Previously, it has been demonstrated that eosinophils could express major MHCⅡand co-stimulatory molecules CD40, CD80, and CD86, which are necessary for antigen uptake and process.40 One study had demonstrated that blockade of CD86 could inhibit the production of IgE and Th2 cytokines and inhibit recruitment of eosinophils to the lung in animal experiments.41 Our study showed that the expression of co-stimulatory molecules CD40, CD80, and CD86 on eosinophils reduced statistically after omalizumab treatment. In addition, the improvements in FEV1/FVC% predicted and MEF25% after omalizumab treatment were positively associated with the decline in CD80+ eosinophils. These findings suggested that the function of eosinophils as secondary APCs might have a subsidiary role in the mechanisms of anti-IgE treatment for asthma, and omalizumab may alter the ability of eosinophils in antigen-presenting. To the best of our knowledge, this is the first study demonstrating an association between surface expression of co-stimulatory molecules on eosinophil and anti-IgE treatment.

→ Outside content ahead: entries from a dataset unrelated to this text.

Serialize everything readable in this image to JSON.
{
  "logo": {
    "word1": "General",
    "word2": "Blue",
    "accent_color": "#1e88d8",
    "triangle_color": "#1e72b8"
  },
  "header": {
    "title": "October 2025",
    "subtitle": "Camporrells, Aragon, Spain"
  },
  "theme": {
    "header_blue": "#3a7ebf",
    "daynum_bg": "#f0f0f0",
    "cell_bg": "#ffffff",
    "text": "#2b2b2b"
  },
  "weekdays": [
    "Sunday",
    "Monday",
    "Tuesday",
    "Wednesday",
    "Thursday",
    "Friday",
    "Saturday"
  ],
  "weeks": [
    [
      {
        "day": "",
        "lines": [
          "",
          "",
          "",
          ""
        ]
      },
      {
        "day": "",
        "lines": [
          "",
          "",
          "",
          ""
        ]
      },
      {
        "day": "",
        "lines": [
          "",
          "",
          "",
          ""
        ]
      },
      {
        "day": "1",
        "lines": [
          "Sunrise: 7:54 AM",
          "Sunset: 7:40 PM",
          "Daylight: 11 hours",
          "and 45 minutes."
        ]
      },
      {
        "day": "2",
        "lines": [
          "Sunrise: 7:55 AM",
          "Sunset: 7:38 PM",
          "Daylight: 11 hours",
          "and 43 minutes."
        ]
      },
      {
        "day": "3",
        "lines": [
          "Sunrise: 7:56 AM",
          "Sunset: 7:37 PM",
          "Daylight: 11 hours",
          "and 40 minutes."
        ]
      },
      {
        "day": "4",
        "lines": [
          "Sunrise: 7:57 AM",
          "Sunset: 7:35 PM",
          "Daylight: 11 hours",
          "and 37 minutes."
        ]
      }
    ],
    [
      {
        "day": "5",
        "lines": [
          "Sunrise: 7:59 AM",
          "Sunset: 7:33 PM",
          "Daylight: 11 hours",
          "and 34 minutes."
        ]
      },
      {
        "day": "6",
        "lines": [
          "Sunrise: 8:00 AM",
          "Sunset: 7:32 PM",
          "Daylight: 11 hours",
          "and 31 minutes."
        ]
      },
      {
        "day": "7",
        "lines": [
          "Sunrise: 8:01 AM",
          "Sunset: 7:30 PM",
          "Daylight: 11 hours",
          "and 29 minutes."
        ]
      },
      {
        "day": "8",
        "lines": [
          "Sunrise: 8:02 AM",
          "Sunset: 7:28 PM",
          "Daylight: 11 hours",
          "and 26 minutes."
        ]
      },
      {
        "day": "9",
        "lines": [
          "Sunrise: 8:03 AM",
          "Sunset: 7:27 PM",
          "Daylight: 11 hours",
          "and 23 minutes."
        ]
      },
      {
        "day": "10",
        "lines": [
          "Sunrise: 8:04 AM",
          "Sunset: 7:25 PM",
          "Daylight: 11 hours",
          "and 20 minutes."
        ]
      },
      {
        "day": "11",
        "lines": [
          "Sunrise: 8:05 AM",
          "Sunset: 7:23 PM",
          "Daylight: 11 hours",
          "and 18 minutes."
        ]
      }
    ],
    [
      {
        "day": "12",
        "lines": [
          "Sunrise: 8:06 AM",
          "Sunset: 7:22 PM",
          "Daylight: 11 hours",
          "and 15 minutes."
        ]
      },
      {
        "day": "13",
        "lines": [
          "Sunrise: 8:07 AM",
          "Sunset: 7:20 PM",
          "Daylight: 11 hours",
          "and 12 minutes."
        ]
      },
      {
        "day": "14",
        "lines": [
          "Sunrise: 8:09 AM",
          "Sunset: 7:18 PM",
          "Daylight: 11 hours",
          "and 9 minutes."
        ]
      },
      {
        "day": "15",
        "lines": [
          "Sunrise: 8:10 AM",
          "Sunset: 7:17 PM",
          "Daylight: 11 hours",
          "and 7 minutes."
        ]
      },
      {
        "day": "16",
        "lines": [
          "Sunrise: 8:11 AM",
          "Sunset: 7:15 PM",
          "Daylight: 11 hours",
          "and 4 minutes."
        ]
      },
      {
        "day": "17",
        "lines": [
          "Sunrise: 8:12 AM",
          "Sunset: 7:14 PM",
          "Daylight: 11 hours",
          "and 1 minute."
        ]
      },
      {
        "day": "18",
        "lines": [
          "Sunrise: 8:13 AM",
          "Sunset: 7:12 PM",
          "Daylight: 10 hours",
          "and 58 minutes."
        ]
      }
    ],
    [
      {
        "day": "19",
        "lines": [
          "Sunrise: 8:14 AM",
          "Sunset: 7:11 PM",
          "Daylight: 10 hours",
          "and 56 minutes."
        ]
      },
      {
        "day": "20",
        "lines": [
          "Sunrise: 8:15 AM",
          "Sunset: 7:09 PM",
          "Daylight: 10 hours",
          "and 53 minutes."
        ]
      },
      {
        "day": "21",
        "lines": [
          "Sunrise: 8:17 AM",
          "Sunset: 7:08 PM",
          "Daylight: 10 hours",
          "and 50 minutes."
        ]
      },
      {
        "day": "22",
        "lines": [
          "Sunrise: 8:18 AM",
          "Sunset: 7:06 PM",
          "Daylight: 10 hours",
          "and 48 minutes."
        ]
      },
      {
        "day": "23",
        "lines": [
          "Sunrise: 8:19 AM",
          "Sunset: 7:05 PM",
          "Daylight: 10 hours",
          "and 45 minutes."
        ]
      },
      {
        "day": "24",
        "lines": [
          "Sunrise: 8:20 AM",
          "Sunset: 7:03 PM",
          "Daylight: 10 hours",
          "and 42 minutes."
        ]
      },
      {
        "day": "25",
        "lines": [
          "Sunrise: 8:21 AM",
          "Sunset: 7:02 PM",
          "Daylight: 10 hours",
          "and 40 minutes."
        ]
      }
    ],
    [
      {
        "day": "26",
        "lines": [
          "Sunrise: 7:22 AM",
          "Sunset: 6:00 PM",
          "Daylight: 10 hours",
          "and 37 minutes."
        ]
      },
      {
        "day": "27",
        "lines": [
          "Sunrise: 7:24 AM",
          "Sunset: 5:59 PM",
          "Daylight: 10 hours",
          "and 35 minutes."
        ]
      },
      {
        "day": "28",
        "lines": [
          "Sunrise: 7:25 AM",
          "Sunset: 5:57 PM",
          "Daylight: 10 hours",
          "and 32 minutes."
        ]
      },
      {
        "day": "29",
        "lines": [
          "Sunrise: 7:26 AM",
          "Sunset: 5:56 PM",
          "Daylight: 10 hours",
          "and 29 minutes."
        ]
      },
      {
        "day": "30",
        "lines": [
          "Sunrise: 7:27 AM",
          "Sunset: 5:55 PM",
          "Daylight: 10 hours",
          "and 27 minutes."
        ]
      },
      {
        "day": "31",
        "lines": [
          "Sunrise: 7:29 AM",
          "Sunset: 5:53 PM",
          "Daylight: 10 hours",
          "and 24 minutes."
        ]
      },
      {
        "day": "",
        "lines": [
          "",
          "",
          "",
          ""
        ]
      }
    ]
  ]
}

Eotaxin-1, a member of the C-C motif chemokine ligand(CCL) family, also called CCL11, was firstly discovered by Williams et al. in 1994 and demonstrated to play a crucial role in eosinophil accumulation in allergic airways in vivo.42 Subsequently, human eotaxin was cloned and found to be an effective and selective eosinophil chemoattractant through binding to and activating its high-affinity chemokine receptor CCR3 expressed on eosinophils.43,44 Afterward, it was demonstrated that the expression of eotaxin was higher in airways and the induced sputum in allergic asthmatics than in normal controls.45,46 Moreover, asthma patients with exacerbations presented significantly higher plasma eotaxin levels than stable asthmatics.47 Our study discovered that the serum eotaxin-1 levels decreased significantly in omalizumab responders after 16-week omalizumab treatment for the first time. These findings suggested that omalizumab may impair the ability of eosinophil recruitment to the lung. Taken together, the experimental results confirmed that the multifaceted function of eosinophils was altered with effective treatment with omalizumab.
There existed several limitations in our study. Firstly, the sample size was relatively small, and larger sample size is required to verify these findings. Secondly, as omalizumab has been applied to treat severe asthma clinically for many years and patients with a high degree of compliance with the indications tend to be treated very well, we didn’t recruit enough non-responders to omalizumab treatment as control group. Thirdly, detailed in vitro experiments need to be designed to further validate the effect of omalizumab on eosinophil chemotaxis and antigen-presenting function.